普段のズボン(その2) 『はやぶさ 2』の行先
「世の中スイスイ(粋々)、お茶漬けサクサク…」志ん生、志ん朝の噺に出て来るフレーズ。肩の力が抜けてあんにゃもんにゃです。~長い散歩の途中~
『はやぶさ 2』の行先
2014年12月3日に打上げられた小惑星探査機「はやぶさ 2」。
初代「はやぶさ」は波乱万丈だったので映画が3作出来たほどだった。
まだ記憶に新しい。

そこでとにかく「2」である。
今度の行く先の小惑星は「1999 JU3」。
とてもじゃないが覚えにくい。

これは仮符号であって発見者が国際組織に申請すれば“わかり易い名前”が付けられる。
2015年7月現在、仮符号が振られたのが約69万個、小惑星番号を振られたのが約38万5千個、既に命名されたのが約1万8千個という膨大な数。

要するに大体思い付く限りの名前は既に付いている。
重複は出来ないから今までに付けられていない名前を付けるのはなかなかの大変だ。
たいていの名前はもう既に出尽くしている感がある。
そう考えれば初代「はやぶさ」が行った小惑星「Itokawa(イトカワ)」は
奇跡的に良い名前が残っていたものだ。
もちろん日本のロケットの父である糸川英夫さんの名前。
この時も打ち上げられてから、その小惑星の発見者を通じて申請して認められたもの。

小惑星イトカワの正式な名前は
“小惑星 25143イトカワ(1998 SF36)”
※英語の場合Asteroid 25143 Itokawa (1998 SF36)

天体に対する命名は基本としては神話上の登場者名だったが、
当然既に使い尽くしているので今はその他も認められるようになった。
日本の神話の登場者もほとんど登録済み。

もう学者、作家、歴史上人物、タレントなどなんでもあり。
「Teresateng(テレサ・テン)」は分からないでもない。
ビートルズは4人ともそれぞれつけられているし、ビートルズというバンド名でもある。
ちょっと意外な「Hayamiyu(早見優)」もある。命名者がファンなんだろうね。

手順としては命名希望者が発見者を通して国際天文学連合(IAU)に申請して認められれば晴れて名前が付くわけだ。
「1999 JU3」の発見者は米国マサチューセッツ工科大学(MIT)・リンカーン研究所のリニア(LINEAR)チーム。
JAXA(宇宙航空研究開発機構)が発見者にもう話を通してあり「名前を付けさせてね」の了解を得ている。

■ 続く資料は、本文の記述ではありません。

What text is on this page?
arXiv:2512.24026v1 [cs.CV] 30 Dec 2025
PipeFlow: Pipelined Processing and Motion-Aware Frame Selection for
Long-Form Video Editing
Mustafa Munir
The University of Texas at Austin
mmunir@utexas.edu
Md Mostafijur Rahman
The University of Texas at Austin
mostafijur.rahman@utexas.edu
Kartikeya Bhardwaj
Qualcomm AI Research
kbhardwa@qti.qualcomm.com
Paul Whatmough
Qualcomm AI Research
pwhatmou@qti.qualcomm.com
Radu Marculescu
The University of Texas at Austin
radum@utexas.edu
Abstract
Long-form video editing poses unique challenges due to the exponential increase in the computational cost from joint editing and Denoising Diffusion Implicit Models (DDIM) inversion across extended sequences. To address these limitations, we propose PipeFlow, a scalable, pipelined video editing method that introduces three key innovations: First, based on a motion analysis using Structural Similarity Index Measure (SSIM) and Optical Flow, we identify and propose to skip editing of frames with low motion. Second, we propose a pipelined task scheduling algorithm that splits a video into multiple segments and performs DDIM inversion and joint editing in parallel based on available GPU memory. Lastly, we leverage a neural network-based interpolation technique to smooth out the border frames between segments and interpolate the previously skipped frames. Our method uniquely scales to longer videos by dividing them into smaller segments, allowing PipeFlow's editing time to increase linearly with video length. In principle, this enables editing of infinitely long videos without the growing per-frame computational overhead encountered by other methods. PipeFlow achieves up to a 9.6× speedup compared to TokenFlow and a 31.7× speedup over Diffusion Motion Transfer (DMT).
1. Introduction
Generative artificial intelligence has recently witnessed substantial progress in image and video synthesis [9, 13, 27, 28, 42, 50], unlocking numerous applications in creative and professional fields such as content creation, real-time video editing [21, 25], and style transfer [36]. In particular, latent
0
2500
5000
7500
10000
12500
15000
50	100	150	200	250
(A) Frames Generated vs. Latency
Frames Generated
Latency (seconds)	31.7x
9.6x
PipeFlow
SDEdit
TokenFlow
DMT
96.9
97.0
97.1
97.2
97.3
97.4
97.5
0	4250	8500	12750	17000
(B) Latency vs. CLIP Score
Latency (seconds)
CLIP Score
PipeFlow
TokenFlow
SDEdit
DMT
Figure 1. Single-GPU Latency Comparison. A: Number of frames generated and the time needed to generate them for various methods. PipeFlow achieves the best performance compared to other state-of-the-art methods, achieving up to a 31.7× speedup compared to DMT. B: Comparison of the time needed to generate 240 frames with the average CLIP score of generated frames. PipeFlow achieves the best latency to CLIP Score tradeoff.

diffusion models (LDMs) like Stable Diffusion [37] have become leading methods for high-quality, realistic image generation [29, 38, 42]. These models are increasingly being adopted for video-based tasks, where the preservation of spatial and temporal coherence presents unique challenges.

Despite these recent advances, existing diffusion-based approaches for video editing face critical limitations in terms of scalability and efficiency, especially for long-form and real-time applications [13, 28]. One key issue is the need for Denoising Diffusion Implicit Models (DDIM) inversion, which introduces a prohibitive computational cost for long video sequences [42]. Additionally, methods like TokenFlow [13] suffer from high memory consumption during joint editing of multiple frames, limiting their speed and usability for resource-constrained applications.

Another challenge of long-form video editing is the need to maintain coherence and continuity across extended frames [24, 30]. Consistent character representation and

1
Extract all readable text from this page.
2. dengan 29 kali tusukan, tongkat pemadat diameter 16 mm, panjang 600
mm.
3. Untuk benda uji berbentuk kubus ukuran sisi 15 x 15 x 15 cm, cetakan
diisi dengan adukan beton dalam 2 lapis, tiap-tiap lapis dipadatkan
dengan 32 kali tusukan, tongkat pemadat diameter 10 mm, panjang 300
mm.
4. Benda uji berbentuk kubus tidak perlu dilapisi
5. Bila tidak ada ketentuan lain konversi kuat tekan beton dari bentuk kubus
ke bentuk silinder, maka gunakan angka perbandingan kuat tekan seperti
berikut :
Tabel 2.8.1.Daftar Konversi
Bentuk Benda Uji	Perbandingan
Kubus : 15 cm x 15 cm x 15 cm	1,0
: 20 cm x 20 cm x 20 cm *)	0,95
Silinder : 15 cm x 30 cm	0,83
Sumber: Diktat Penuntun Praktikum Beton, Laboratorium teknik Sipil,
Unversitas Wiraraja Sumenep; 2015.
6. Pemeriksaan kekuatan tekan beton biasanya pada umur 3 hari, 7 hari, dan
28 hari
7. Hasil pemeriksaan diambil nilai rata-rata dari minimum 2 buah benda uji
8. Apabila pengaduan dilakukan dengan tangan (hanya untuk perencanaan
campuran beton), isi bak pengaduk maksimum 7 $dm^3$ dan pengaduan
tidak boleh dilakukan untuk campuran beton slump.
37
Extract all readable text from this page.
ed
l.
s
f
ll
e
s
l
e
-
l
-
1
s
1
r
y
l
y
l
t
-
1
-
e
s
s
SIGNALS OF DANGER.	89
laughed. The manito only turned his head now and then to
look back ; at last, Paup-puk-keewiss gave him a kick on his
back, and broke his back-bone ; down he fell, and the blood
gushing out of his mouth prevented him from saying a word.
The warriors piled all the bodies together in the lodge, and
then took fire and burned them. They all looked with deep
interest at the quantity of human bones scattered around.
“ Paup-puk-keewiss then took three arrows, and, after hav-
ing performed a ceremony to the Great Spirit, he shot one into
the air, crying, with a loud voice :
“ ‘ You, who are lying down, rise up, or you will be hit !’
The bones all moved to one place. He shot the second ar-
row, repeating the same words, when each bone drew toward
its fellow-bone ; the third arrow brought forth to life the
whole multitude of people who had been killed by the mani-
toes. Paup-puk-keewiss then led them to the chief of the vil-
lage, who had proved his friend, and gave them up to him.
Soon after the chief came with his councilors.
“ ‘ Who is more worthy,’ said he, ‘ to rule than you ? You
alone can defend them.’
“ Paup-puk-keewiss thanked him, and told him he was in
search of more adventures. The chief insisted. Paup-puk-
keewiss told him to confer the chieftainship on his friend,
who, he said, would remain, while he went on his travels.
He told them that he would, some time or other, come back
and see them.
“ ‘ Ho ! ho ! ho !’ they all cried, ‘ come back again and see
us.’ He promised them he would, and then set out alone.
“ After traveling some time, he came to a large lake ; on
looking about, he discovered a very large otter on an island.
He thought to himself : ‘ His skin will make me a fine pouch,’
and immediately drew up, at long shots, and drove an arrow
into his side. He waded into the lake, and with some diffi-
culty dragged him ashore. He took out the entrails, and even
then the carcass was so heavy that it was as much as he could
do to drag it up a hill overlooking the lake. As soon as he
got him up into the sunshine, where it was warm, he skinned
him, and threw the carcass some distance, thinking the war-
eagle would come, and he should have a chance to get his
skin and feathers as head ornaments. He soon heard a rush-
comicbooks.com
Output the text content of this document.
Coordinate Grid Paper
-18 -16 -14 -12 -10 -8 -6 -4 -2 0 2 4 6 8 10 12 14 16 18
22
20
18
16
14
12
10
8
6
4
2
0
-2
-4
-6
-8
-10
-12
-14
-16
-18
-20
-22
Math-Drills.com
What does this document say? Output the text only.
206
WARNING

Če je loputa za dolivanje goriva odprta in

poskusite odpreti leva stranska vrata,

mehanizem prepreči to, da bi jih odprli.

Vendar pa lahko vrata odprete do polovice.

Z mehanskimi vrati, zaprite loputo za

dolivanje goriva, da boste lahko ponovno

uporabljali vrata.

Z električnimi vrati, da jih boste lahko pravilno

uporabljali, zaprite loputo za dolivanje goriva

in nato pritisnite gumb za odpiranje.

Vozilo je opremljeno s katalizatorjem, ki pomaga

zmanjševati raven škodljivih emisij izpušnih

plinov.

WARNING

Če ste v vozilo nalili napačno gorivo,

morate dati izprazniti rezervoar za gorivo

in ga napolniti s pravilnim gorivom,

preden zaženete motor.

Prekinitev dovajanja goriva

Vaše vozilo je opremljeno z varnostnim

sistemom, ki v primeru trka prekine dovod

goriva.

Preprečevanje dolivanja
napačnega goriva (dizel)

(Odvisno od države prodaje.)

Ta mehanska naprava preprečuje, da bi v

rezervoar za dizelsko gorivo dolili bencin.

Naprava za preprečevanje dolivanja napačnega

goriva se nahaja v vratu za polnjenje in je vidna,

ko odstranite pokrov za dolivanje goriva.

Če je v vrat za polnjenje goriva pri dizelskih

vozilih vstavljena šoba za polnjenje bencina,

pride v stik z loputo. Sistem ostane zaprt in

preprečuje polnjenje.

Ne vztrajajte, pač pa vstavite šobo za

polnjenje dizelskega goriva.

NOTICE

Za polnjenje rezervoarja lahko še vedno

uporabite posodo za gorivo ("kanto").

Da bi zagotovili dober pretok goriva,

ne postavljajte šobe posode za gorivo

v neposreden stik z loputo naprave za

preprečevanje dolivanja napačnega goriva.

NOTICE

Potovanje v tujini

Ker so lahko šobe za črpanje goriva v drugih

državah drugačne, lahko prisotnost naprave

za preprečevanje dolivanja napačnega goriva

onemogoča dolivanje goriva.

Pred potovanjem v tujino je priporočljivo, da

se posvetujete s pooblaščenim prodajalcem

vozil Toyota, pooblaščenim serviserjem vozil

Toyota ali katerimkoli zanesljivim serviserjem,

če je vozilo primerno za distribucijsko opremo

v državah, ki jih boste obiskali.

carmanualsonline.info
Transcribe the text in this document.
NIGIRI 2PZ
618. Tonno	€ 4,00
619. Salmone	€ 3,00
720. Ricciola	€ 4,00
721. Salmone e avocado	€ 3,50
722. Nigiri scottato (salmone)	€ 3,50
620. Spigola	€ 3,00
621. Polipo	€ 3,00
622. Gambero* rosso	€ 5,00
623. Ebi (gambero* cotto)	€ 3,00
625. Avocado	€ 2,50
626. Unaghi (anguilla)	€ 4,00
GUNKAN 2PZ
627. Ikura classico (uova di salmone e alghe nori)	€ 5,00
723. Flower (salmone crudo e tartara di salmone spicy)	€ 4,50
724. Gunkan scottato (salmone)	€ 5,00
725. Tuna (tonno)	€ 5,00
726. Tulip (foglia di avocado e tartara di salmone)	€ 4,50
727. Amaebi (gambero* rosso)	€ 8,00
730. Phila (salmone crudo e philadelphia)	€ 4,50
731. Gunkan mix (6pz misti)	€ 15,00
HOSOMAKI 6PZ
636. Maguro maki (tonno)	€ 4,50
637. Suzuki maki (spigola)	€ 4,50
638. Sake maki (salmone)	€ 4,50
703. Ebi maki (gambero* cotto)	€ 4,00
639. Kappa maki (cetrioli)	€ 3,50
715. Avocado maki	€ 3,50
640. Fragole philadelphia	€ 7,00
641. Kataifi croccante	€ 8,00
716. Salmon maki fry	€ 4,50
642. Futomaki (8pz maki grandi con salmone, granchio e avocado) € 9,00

JAXAの募集が7月22日から始まっており8月31日が締め切り。
一番良さそうなものをJAXAが選んで、発見者を通してIAUに申請する。

ワタシも応募した。
いろいろ考えた結果、「Nambu(南部陽一郎)」で応募した。
つい先ごろ94歳で亡くなった物理学者でありノーベル賞の南部陽一郎博士。
2008年のノーベル賞だが実績の偉大さに対して受賞があまりにも遅すぎたと言われた。
・クオークに“色”の概念を提唱。
・弦理論の提唱。
・自発的対称性の破れの提唱(この理論の先にモノに質量を与えるヒッグス粒子)。
実績や知名度に遜色なし。

実は「Rohan(露伴)」や「Unkei(運慶)」も考えたが
国際的に“いまひとつ感”が拭えなかったのでやめた。

参考までに既に使われている名前一覧はここに。
http://www.minorplanetcenter.net/iau/lists/MPNames.html

正式に決まるのは年末年始くらいか。